A company could decide to never pay a dividend, yes. But that doesn't mean the stock is worthless; you need to take the thought process further. Who ultimately controls a company? The shareholders. So, imagine a scenario where a company is profitable and seemingly valuable, but for some reason the share price is not increasing, so the shareholders are not seeing their wealth increase. In that scenario they would probably either pay a dividend or, more likely, take advantage of the profitability and low stock price to buy back stock, driving up its value.

Either way, the owners of a successful company are going to want to profit from it, which will make the shares valuable. Of course, investors know this, and so the share price tends to track current value of expected future earnings even without the company taking direct action to distribute profits.
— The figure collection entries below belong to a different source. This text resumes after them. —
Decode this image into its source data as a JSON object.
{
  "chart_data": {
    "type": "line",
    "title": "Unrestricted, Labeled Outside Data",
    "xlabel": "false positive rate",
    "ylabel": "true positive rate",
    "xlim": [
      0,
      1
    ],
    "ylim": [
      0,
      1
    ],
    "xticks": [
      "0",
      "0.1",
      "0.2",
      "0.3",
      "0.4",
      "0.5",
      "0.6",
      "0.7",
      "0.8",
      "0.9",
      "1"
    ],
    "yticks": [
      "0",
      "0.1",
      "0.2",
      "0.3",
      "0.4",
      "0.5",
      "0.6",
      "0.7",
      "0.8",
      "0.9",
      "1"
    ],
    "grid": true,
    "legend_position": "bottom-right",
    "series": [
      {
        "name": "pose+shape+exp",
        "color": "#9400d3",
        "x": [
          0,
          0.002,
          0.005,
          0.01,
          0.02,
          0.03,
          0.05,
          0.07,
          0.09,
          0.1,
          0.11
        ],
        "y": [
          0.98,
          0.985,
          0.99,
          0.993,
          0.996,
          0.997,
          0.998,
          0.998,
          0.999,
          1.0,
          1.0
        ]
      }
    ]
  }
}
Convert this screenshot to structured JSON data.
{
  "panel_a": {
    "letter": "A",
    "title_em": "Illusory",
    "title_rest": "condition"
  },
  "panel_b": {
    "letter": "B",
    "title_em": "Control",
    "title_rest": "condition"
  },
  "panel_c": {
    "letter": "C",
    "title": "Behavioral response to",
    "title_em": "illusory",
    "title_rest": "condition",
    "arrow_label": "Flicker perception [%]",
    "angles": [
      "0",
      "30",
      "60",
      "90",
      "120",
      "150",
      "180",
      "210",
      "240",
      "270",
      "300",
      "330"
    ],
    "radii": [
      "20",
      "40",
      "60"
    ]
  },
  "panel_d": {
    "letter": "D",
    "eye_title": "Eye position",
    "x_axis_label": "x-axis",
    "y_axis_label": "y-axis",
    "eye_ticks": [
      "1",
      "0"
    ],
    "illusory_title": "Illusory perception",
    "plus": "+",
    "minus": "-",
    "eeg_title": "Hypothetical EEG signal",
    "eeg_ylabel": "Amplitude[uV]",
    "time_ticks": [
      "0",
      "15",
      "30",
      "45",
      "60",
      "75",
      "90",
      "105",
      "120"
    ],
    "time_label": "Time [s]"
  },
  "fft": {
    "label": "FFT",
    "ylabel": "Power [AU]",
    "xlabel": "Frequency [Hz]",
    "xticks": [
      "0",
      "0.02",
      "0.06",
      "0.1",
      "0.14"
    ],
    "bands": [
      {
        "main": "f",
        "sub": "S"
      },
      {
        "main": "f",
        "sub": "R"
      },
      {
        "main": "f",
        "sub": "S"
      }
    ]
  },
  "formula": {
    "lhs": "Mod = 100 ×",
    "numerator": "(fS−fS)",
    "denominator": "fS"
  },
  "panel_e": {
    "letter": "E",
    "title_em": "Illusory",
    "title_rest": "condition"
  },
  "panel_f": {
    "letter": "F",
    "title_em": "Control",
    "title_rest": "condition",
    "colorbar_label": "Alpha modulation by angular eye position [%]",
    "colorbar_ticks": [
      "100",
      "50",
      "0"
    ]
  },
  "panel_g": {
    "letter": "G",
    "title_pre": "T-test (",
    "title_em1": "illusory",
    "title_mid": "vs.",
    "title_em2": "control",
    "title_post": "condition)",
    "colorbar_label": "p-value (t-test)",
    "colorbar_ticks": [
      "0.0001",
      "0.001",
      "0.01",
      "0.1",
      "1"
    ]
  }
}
> Who ultimately controls a company? The shareholders.

Some subset of shareholders. For example: Meta Inc. and their Class A vs B shares, GOOGL vs GOOG, etc.


Sure, but whichever shareholders control the company, they ultimately want to profit from that ownership, right? So if the stock price isn't reflecting the true value of the underlying company, they're going to do something about it.
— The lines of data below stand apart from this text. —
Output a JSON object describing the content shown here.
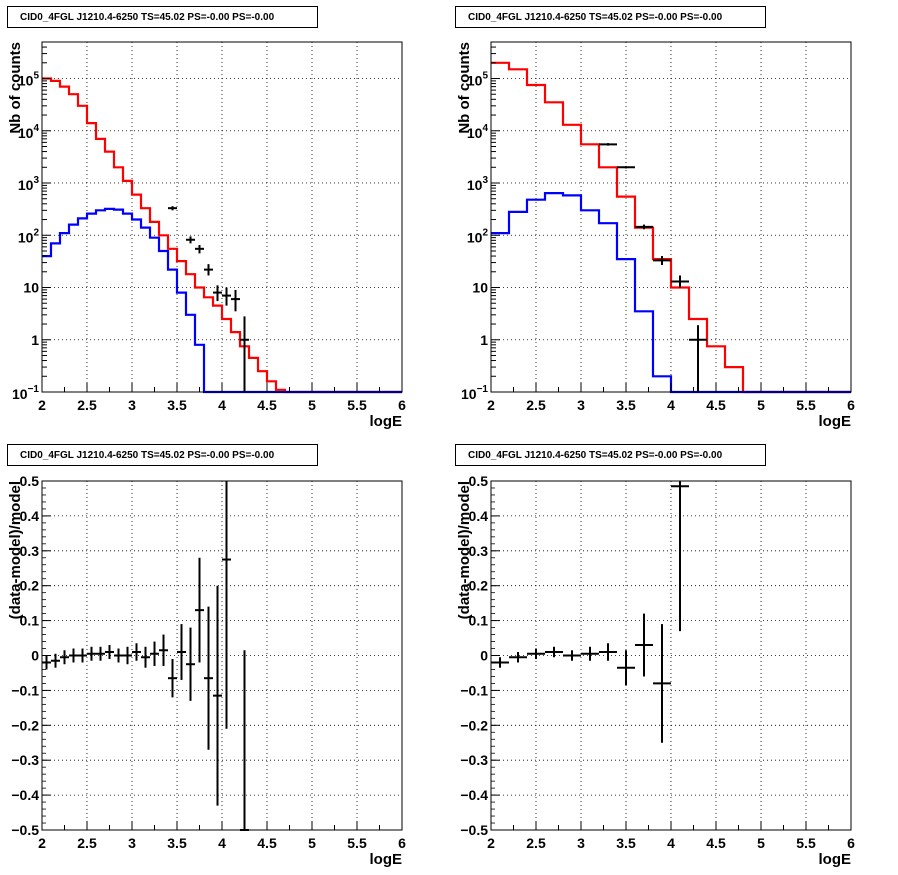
{
  "panel_title": "CID0_4FGL J1210.4-6250 TS=45.02 PS=-0.00 PS=-0.00",
  "colors": {
    "data": "#000000",
    "total_model": "#ff0000",
    "source_model": "#0000ff"
  },
  "chart_data": [
    {
      "type": "histogram",
      "title": "CID0_4FGL J1210.4-6250 TS=45.02 PS=-0.00 PS=-0.00",
      "xlabel": "logE",
      "ylabel": "Nb of counts",
      "xlim": [
        2,
        6
      ],
      "ylim": [
        0.1,
        500000
      ],
      "yscale": "log",
      "grid": true,
      "xticks": [
        "2",
        "2.5",
        "3",
        "3.5",
        "4",
        "4.5",
        "5",
        "5.5",
        "6"
      ],
      "yticks": [
        {
          "value": 0.1,
          "label": "10",
          "exp": "−1"
        },
        {
          "value": 1,
          "label": "1",
          "exp": ""
        },
        {
          "value": 10,
          "label": "10",
          "exp": ""
        },
        {
          "value": 100,
          "label": "10",
          "exp": "2"
        },
        {
          "value": 1000,
          "label": "10",
          "exp": "3"
        },
        {
          "value": 10000,
          "label": "10",
          "exp": "4"
        },
        {
          "value": 100000,
          "label": "10",
          "exp": "5"
        }
      ],
      "bin_edges_from": 2,
      "bin_width": 0.1,
      "series": [
        {
          "role": "total_model",
          "values": [
            100000,
            90000,
            70000,
            50000,
            30000,
            14000,
            7000,
            4000,
            2000,
            1100,
            600,
            330,
            180,
            100,
            55,
            32,
            18,
            10,
            6.5,
            4.5,
            2.5,
            1.4,
            0.75,
            0.45,
            0.25,
            0.16,
            0.11,
            0.1,
            0.1,
            0.1,
            0.1,
            0.1,
            0.1,
            0.1,
            0.1,
            0.1,
            0.1,
            0.1,
            0.1,
            0.1
          ]
        },
        {
          "role": "source_model",
          "values": [
            40,
            70,
            110,
            160,
            210,
            260,
            300,
            320,
            310,
            260,
            200,
            140,
            90,
            50,
            22,
            8,
            3,
            0.8,
            0.1,
            0.1,
            0.1,
            0.1,
            0.1,
            0.1,
            0.1,
            0.1,
            0.1,
            0.1,
            0.1,
            0.1,
            0.1,
            0.1,
            0.1,
            0.1,
            0.1,
            0.1,
            0.1,
            0.1,
            0.1,
            0.1
          ]
        }
      ],
      "data_points": [
        {
          "x": 3.45,
          "y": 330,
          "xerr": 0.05,
          "ylo": 300,
          "yhi": 360
        },
        {
          "x": 3.65,
          "y": 82,
          "xerr": 0.05,
          "ylo": 70,
          "yhi": 95
        },
        {
          "x": 3.75,
          "y": 55,
          "xerr": 0.05,
          "ylo": 45,
          "yhi": 65
        },
        {
          "x": 3.85,
          "y": 22,
          "xerr": 0.05,
          "ylo": 17,
          "yhi": 28
        },
        {
          "x": 3.95,
          "y": 8,
          "xerr": 0.05,
          "ylo": 5.5,
          "yhi": 11
        },
        {
          "x": 4.05,
          "y": 7,
          "xerr": 0.05,
          "ylo": 4.5,
          "yhi": 10
        },
        {
          "x": 4.15,
          "y": 6,
          "xerr": 0.05,
          "ylo": 3.5,
          "yhi": 9
        },
        {
          "x": 4.25,
          "y": 1,
          "xerr": 0.05,
          "ylo": 0.1,
          "yhi": 2.8
        }
      ]
    },
    {
      "type": "histogram",
      "title": "CID0_4FGL J1210.4-6250 TS=45.02 PS=-0.00 PS=-0.00",
      "xlabel": "logE",
      "ylabel": "Nb of counts",
      "xlim": [
        2,
        6
      ],
      "ylim": [
        0.1,
        500000
      ],
      "yscale": "log",
      "grid": true,
      "xticks": [
        "2",
        "2.5",
        "3",
        "3.5",
        "4",
        "4.5",
        "5",
        "5.5",
        "6"
      ],
      "yticks": [
        {
          "value": 0.1,
          "label": "10",
          "exp": "−1"
        },
        {
          "value": 1,
          "label": "1",
          "exp": ""
        },
        {
          "value": 10,
          "label": "10",
          "exp": ""
        },
        {
          "value": 100,
          "label": "10",
          "exp": "2"
        },
        {
          "value": 1000,
          "label": "10",
          "exp": "3"
        },
        {
          "value": 10000,
          "label": "10",
          "exp": "4"
        },
        {
          "value": 100000,
          "label": "10",
          "exp": "5"
        }
      ],
      "bin_edges_from": 2,
      "bin_width": 0.2,
      "series": [
        {
          "role": "total_model",
          "values": [
            200000,
            150000,
            75000,
            35000,
            13000,
            5500,
            2000,
            550,
            140,
            35,
            10,
            2.5,
            0.75,
            0.3,
            0.1,
            0.1,
            0.1,
            0.1,
            0.1,
            0.1
          ]
        },
        {
          "role": "source_model",
          "values": [
            110,
            280,
            480,
            640,
            580,
            300,
            170,
            35,
            3.5,
            0.2,
            0.1,
            0.1,
            0.1,
            0.1,
            0.1,
            0.1,
            0.1,
            0.1,
            0.1,
            0.1
          ]
        }
      ],
      "data_points": [
        {
          "x": 3.3,
          "y": 5500,
          "xerr": 0.1,
          "ylo": 5200,
          "yhi": 5800
        },
        {
          "x": 3.5,
          "y": 2000,
          "xerr": 0.1,
          "ylo": 1900,
          "yhi": 2100
        },
        {
          "x": 3.7,
          "y": 145,
          "xerr": 0.1,
          "ylo": 130,
          "yhi": 160
        },
        {
          "x": 3.9,
          "y": 33,
          "xerr": 0.1,
          "ylo": 27,
          "yhi": 40
        },
        {
          "x": 4.1,
          "y": 13,
          "xerr": 0.1,
          "ylo": 10,
          "yhi": 17
        },
        {
          "x": 4.3,
          "y": 1,
          "xerr": 0.1,
          "ylo": 0.1,
          "yhi": 1.9
        }
      ]
    },
    {
      "type": "scatter",
      "title": "CID0_4FGL J1210.4-6250 TS=45.02 PS=-0.00 PS=-0.00",
      "xlabel": "logE",
      "ylabel": "(data-model)/model",
      "xlim": [
        2,
        6
      ],
      "ylim": [
        -0.5,
        0.5
      ],
      "yscale": "linear",
      "grid": true,
      "xticks": [
        "2",
        "2.5",
        "3",
        "3.5",
        "4",
        "4.5",
        "5",
        "5.5",
        "6"
      ],
      "yticks": [
        {
          "value": -0.5,
          "label": "−0.5"
        },
        {
          "value": -0.4,
          "label": "−0.4"
        },
        {
          "value": -0.3,
          "label": "−0.3"
        },
        {
          "value": -0.2,
          "label": "−0.2"
        },
        {
          "value": -0.1,
          "label": "−0.1"
        },
        {
          "value": 0,
          "label": "0"
        },
        {
          "value": 0.1,
          "label": "0.1"
        },
        {
          "value": 0.2,
          "label": "0.2"
        },
        {
          "value": 0.3,
          "label": "0.3"
        },
        {
          "value": 0.4,
          "label": "0.4"
        },
        {
          "value": 0.5,
          "label": "0.5"
        }
      ],
      "data_points": [
        {
          "x": 2.05,
          "y": -0.02,
          "xerr": 0.05,
          "ylo": -0.04,
          "yhi": 0.0
        },
        {
          "x": 2.15,
          "y": -0.015,
          "xerr": 0.05,
          "ylo": -0.035,
          "yhi": 0.005
        },
        {
          "x": 2.25,
          "y": -0.005,
          "xerr": 0.05,
          "ylo": -0.025,
          "yhi": 0.015
        },
        {
          "x": 2.35,
          "y": 0.0,
          "xerr": 0.05,
          "ylo": -0.02,
          "yhi": 0.02
        },
        {
          "x": 2.45,
          "y": 0.0,
          "xerr": 0.05,
          "ylo": -0.02,
          "yhi": 0.02
        },
        {
          "x": 2.55,
          "y": 0.005,
          "xerr": 0.05,
          "ylo": -0.015,
          "yhi": 0.025
        },
        {
          "x": 2.65,
          "y": 0.005,
          "xerr": 0.05,
          "ylo": -0.015,
          "yhi": 0.025
        },
        {
          "x": 2.75,
          "y": 0.01,
          "xerr": 0.05,
          "ylo": -0.01,
          "yhi": 0.03
        },
        {
          "x": 2.85,
          "y": 0.0,
          "xerr": 0.05,
          "ylo": -0.02,
          "yhi": 0.02
        },
        {
          "x": 2.95,
          "y": 0.0,
          "xerr": 0.05,
          "ylo": -0.025,
          "yhi": 0.025
        },
        {
          "x": 3.05,
          "y": 0.01,
          "xerr": 0.05,
          "ylo": -0.015,
          "yhi": 0.035
        },
        {
          "x": 3.15,
          "y": -0.005,
          "xerr": 0.05,
          "ylo": -0.035,
          "yhi": 0.025
        },
        {
          "x": 3.25,
          "y": 0.005,
          "xerr": 0.05,
          "ylo": -0.03,
          "yhi": 0.04
        },
        {
          "x": 3.35,
          "y": 0.015,
          "xerr": 0.05,
          "ylo": -0.03,
          "yhi": 0.06
        },
        {
          "x": 3.45,
          "y": -0.065,
          "xerr": 0.05,
          "ylo": -0.12,
          "yhi": -0.01
        },
        {
          "x": 3.55,
          "y": 0.01,
          "xerr": 0.05,
          "ylo": -0.07,
          "yhi": 0.09
        },
        {
          "x": 3.65,
          "y": -0.025,
          "xerr": 0.05,
          "ylo": -0.13,
          "yhi": 0.08
        },
        {
          "x": 3.75,
          "y": 0.13,
          "xerr": 0.05,
          "ylo": -0.02,
          "yhi": 0.28
        },
        {
          "x": 3.85,
          "y": -0.065,
          "xerr": 0.05,
          "ylo": -0.27,
          "yhi": 0.14
        },
        {
          "x": 3.95,
          "y": -0.115,
          "xerr": 0.05,
          "ylo": -0.43,
          "yhi": 0.2
        },
        {
          "x": 4.05,
          "y": 0.275,
          "xerr": 0.05,
          "ylo": -0.21,
          "yhi": 0.5
        },
        {
          "x": 4.25,
          "y": -0.5,
          "xerr": 0.05,
          "ylo": -0.5,
          "yhi": 0.015
        }
      ]
    },
    {
      "type": "scatter",
      "title": "CID0_4FGL J1210.4-6250 TS=45.02 PS=-0.00 PS=-0.00",
      "xlabel": "logE",
      "ylabel": "(data-model)/model",
      "xlim": [
        2,
        6
      ],
      "ylim": [
        -0.5,
        0.5
      ],
      "yscale": "linear",
      "grid": true,
      "xticks": [
        "2",
        "2.5",
        "3",
        "3.5",
        "4",
        "4.5",
        "5",
        "5.5",
        "6"
      ],
      "yticks": [
        {
          "value": -0.5,
          "label": "−0.5"
        },
        {
          "value": -0.4,
          "label": "−0.4"
        },
        {
          "value": -0.3,
          "label": "−0.3"
        },
        {
          "value": -0.2,
          "label": "−0.2"
        },
        {
          "value": -0.1,
          "label": "−0.1"
        },
        {
          "value": 0,
          "label": "0"
        },
        {
          "value": 0.1,
          "label": "0.1"
        },
        {
          "value": 0.2,
          "label": "0.2"
        },
        {
          "value": 0.3,
          "label": "0.3"
        },
        {
          "value": 0.4,
          "label": "0.4"
        },
        {
          "value": 0.5,
          "label": "0.5"
        }
      ],
      "data_points": [
        {
          "x": 2.1,
          "y": -0.02,
          "xerr": 0.1,
          "ylo": -0.035,
          "yhi": -0.005
        },
        {
          "x": 2.3,
          "y": -0.005,
          "xerr": 0.1,
          "ylo": -0.02,
          "yhi": 0.01
        },
        {
          "x": 2.5,
          "y": 0.005,
          "xerr": 0.1,
          "ylo": -0.01,
          "yhi": 0.02
        },
        {
          "x": 2.7,
          "y": 0.01,
          "xerr": 0.1,
          "ylo": -0.005,
          "yhi": 0.025
        },
        {
          "x": 2.9,
          "y": 0.0,
          "xerr": 0.1,
          "ylo": -0.015,
          "yhi": 0.015
        },
        {
          "x": 3.1,
          "y": 0.005,
          "xerr": 0.1,
          "ylo": -0.015,
          "yhi": 0.025
        },
        {
          "x": 3.3,
          "y": 0.01,
          "xerr": 0.1,
          "ylo": -0.015,
          "yhi": 0.035
        },
        {
          "x": 3.5,
          "y": -0.035,
          "xerr": 0.1,
          "ylo": -0.085,
          "yhi": 0.015
        },
        {
          "x": 3.7,
          "y": 0.03,
          "xerr": 0.1,
          "ylo": -0.06,
          "yhi": 0.12
        },
        {
          "x": 3.9,
          "y": -0.08,
          "xerr": 0.1,
          "ylo": -0.25,
          "yhi": 0.09
        },
        {
          "x": 4.1,
          "y": 0.485,
          "xerr": 0.1,
          "ylo": 0.07,
          "yhi": 0.5
        }
      ]
    }
  ]
}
I suppose there are edge cases where they will instead attempt to profit by convincing the board to pay the CEO a trillion dollars, but even that kind of thing probably only flies if the stock price is also going up. (I wouldn't have thought to include that exception at all some years ago, but at least one salient example has proven this possible, if not likely.) So I could see a case for not trusting the valuation of companies that behave in that particular manner. Where the CEO is effectively the controlling shareholder, especially if they have shown a willingness and ability to inflate their own compensation.


Also not clear what their voting power is as at any point the company can just issue infinite more shares.


The existing controlling shareholders would need to support the issuing of new shares. They would only choose to dilute their own holdings if it were advantageous to do so.


It's a Keynesian Beauty Contest:

> A Keynesian beauty contest is a metaphorical beauty contest in which judges are rewarded for selecting the most popular faces among all judges, rather than those they may personally find the most attractive.

This explains why informed investors know TSLA is worthless, but they also know that the retail market as a whole thinks it's as precious as unicorn tears, so it is priced accordingly.


So the market actually predicts the gambling strategies of the players.

For example people who kiss their dice will likely put money on red.